Beyond Anthropic This institutional clash, experts contend, masks a more fundamental challenge. While Anthropic may be the immediate focus, its models are merely the "tip of the spear." AI capabilities of this magnitude—and potentially greater—are rapidly emerging across the industry, with multiple companies and open-source developers hot on Anthropic’s heels, if not already possessing similar technology. Researchers emphasize that existing AI models, even before this next generation, can already be harnessed for advanced vulnerability hunting. The true policy question, therefore, isn't about restricting one model, but about developing comprehensive, transparent plans for a future where such potent AI is widely available and managing its inevitable advances across sensitive domains.

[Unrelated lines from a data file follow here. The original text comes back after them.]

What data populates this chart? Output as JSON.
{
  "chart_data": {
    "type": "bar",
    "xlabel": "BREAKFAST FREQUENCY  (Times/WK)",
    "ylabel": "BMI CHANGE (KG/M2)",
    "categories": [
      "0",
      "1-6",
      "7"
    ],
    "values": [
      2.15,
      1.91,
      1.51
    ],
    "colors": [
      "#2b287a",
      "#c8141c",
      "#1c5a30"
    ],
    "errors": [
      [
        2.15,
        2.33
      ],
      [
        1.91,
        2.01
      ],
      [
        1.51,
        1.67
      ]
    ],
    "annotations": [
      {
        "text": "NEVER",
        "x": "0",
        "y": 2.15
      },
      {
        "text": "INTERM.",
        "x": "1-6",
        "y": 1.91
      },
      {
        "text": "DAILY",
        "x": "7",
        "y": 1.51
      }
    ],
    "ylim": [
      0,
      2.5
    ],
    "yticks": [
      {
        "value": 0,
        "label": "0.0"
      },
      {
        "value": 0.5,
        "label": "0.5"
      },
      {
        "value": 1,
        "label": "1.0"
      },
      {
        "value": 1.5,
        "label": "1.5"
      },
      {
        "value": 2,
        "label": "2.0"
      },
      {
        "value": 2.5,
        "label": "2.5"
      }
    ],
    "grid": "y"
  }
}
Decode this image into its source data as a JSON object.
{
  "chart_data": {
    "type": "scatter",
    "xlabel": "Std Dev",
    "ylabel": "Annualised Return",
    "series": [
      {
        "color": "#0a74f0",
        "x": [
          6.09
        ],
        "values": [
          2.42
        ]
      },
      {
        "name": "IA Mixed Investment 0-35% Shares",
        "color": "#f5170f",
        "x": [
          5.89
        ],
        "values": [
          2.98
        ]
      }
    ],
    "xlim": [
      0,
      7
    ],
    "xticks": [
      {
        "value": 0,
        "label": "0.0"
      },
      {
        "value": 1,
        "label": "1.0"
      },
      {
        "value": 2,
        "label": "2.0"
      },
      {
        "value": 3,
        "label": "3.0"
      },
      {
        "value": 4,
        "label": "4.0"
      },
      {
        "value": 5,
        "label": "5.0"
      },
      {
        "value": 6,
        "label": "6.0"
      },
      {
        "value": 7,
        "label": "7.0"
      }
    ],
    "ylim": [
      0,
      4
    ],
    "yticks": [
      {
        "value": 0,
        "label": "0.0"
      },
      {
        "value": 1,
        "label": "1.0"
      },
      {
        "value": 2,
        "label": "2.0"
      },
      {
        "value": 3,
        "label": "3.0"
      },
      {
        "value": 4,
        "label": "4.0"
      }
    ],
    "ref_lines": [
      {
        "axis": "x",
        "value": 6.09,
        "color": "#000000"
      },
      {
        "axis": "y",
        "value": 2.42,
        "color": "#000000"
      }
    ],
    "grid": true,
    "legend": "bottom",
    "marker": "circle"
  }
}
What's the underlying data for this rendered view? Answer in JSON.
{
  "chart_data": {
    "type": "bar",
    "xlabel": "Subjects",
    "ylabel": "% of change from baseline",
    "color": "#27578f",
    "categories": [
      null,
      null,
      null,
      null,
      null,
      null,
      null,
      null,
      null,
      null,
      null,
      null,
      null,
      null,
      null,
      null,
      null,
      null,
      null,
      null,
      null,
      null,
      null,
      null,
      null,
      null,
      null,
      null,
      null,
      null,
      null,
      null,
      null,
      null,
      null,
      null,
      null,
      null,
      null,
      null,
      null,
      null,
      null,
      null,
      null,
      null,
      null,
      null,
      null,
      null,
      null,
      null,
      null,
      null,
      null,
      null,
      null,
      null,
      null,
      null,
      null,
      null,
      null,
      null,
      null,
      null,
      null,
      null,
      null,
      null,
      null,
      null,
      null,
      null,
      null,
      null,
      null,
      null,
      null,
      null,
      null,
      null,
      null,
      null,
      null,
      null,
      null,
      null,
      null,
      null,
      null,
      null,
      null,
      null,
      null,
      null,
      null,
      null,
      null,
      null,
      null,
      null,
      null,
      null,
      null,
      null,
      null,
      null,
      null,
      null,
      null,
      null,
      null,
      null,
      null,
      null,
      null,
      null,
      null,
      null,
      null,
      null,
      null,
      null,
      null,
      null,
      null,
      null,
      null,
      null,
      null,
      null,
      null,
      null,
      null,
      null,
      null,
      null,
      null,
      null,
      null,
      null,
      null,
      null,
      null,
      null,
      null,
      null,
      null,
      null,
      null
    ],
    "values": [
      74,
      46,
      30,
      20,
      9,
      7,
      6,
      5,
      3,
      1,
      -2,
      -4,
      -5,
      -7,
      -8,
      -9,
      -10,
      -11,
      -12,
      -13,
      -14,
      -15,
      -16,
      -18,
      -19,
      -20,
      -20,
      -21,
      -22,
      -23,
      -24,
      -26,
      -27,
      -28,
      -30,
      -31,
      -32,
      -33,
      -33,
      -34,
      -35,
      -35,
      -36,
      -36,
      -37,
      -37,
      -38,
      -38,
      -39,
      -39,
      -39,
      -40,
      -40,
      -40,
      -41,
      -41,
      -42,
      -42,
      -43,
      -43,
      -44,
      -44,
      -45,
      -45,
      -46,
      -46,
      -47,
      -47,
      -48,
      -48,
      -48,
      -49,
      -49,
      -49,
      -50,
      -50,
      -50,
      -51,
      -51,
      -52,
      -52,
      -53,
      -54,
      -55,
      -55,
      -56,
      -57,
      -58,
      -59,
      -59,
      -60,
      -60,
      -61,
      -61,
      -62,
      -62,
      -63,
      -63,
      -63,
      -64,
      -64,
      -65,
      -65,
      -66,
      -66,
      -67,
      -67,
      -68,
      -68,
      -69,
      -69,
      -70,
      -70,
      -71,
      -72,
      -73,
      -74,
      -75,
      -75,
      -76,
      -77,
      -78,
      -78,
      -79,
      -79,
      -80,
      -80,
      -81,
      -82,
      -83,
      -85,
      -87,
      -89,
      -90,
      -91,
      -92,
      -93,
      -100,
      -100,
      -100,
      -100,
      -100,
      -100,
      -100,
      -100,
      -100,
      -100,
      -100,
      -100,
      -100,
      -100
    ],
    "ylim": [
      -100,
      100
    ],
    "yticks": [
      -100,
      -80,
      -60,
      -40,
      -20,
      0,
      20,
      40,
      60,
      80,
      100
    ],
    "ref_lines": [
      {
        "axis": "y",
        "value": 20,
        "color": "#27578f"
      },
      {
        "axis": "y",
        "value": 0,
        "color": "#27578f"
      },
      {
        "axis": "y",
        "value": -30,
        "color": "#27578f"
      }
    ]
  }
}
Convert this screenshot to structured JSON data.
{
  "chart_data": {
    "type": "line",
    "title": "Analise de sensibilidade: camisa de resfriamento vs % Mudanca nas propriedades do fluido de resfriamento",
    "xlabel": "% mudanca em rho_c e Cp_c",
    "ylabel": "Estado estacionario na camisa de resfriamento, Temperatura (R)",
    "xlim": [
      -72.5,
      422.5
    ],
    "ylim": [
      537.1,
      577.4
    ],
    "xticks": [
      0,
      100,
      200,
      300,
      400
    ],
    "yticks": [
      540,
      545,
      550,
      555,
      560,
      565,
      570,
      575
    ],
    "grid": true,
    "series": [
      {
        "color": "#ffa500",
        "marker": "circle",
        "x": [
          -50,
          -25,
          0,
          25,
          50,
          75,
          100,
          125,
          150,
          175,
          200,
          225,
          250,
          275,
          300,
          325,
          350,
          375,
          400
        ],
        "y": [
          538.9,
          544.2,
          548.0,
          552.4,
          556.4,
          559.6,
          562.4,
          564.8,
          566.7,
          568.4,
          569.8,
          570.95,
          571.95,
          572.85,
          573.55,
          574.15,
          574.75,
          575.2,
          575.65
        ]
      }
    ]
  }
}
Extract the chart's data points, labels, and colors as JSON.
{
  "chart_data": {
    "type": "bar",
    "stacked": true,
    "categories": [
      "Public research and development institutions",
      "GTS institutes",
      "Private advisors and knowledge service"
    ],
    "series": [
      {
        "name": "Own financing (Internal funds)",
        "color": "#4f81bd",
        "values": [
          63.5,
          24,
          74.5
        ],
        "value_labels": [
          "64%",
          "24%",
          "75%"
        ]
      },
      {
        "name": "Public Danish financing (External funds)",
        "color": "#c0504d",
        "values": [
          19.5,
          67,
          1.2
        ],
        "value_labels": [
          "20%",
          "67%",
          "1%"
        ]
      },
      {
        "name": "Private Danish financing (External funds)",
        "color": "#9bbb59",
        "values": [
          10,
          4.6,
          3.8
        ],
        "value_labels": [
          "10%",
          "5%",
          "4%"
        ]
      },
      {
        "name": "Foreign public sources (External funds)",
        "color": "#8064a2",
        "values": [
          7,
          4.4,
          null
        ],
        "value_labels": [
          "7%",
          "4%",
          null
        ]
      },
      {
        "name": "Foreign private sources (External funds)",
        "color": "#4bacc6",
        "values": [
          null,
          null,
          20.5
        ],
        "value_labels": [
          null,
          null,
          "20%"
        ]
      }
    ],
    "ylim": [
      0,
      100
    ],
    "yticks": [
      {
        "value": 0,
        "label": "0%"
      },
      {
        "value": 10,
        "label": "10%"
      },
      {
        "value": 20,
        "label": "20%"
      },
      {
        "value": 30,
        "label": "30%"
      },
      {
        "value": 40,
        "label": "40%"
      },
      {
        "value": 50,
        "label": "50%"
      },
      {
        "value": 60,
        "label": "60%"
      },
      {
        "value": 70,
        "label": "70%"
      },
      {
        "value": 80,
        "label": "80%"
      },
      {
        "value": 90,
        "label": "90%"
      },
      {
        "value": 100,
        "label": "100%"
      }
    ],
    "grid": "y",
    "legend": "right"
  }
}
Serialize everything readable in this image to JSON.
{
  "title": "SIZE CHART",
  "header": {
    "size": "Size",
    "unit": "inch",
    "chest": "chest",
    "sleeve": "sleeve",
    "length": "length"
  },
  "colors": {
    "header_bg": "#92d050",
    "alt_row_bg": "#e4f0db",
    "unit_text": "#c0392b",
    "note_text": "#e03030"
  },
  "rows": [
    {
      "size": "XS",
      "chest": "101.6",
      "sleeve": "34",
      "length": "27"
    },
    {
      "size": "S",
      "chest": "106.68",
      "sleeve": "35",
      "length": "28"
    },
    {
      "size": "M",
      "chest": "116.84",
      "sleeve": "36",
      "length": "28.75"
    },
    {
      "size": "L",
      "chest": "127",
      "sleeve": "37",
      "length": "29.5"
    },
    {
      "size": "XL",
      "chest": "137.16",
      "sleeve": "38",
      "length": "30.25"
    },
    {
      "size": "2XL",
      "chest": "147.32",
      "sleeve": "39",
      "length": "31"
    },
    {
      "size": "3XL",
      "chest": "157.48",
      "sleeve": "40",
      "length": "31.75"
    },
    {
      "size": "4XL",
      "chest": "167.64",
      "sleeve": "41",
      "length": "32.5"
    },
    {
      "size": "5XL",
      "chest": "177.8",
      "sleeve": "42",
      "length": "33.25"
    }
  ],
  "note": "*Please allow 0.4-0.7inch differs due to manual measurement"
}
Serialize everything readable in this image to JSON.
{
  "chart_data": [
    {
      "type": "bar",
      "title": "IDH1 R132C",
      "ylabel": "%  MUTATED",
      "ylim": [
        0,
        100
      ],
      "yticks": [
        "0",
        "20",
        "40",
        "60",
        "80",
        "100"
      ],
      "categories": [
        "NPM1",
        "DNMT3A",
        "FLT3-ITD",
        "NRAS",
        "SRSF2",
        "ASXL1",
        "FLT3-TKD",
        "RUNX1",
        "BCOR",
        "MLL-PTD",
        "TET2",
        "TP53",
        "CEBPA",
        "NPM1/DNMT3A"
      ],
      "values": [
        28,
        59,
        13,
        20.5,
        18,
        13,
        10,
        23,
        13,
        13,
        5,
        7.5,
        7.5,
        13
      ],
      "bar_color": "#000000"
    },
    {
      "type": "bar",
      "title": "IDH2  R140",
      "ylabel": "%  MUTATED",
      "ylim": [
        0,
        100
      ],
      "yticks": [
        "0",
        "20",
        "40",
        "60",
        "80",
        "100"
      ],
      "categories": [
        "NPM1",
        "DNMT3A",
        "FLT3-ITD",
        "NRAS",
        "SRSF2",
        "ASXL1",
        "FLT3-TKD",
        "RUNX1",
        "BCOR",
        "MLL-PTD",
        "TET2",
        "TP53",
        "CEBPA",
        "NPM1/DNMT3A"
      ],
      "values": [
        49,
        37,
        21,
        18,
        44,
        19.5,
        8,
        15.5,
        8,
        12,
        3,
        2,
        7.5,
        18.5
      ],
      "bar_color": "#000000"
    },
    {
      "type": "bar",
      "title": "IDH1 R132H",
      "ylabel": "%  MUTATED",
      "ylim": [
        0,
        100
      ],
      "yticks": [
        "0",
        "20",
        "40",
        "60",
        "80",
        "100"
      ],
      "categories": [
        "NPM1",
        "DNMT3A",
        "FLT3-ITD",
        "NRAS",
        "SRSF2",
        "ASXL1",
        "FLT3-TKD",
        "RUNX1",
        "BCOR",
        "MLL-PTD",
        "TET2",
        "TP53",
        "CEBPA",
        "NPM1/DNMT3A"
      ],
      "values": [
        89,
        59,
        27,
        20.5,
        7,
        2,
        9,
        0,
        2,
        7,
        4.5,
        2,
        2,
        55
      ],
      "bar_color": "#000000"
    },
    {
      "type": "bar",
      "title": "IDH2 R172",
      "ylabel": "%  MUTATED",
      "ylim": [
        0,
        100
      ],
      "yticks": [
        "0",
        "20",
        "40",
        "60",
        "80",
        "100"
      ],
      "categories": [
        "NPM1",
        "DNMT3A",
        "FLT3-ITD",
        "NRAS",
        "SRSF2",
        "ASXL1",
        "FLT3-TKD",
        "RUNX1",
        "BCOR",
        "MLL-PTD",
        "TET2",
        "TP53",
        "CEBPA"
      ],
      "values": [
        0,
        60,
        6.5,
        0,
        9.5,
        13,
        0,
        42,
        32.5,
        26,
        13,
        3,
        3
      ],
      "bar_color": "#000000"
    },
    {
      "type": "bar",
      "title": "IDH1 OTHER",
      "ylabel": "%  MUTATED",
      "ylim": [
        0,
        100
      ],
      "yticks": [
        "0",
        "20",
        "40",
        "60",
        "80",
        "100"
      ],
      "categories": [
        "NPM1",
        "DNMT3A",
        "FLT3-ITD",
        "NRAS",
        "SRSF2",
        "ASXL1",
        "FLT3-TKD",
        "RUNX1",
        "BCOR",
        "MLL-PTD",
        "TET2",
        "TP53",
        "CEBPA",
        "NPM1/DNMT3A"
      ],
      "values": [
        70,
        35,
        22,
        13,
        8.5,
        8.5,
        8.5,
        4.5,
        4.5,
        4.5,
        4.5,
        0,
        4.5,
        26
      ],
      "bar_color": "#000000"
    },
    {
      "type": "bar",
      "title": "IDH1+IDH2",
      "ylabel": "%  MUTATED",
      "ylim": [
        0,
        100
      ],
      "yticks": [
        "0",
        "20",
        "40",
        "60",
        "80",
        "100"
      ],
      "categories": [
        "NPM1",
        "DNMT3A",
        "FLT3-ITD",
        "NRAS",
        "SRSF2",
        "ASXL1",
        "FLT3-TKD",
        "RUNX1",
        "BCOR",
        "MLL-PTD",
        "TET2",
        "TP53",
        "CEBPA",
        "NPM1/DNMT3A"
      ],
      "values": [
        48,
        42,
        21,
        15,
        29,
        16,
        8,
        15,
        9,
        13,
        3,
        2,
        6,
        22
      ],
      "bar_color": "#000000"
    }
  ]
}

The immediate impact of the government’s directive is clear: Anthropic’s advanced AI models, Claude Fable 5 and Mythos 5, remain inaccessible, caught in a regulatory standoff over their dual-use potential. While the White House frames this as a necessary measure to mitigate national security risks, particularly concerning the alleged bypassability of Fable 5’s safeguards, experts largely view this specific action as a temporary and ultimately myopic stopgap. This incident, therefore, serves less as a definitive solution and more as a stark illustration of the growing tension between rapid technological advancement and the reactive nature of current governance mechanisms.
Future of AI Governance
The broader implication of the Anthropic situation extends far beyond a single company or set of models. As cybersecurity leaders and researchers universally stress, the advanced capabilities exhibited by Mythos 5 are not unique and are either already present or rapidly emerging across the AI landscape, from competing commercial entities to open-source initiatives. Restricting one model, therefore, does little to address the broader, inevitable proliferation of powerful dual-use AI. This episode underscores the urgent need for governments worldwide to move past piecemeal export controls and instead develop comprehensive, forward-looking strategies. The challenge is not to halt innovation, but to craft transparent and democratically developed frameworks that can effectively manage the pervasive risks and opportunities presented by increasingly sophisticated AI across critical domains like cybersecurity and biology, ensuring responsible development and deployment in an inevitably AI-augmented future. The conversation must shift from banning specific tools to building resilient systems and policies for a world where such capabilities are widely accessible.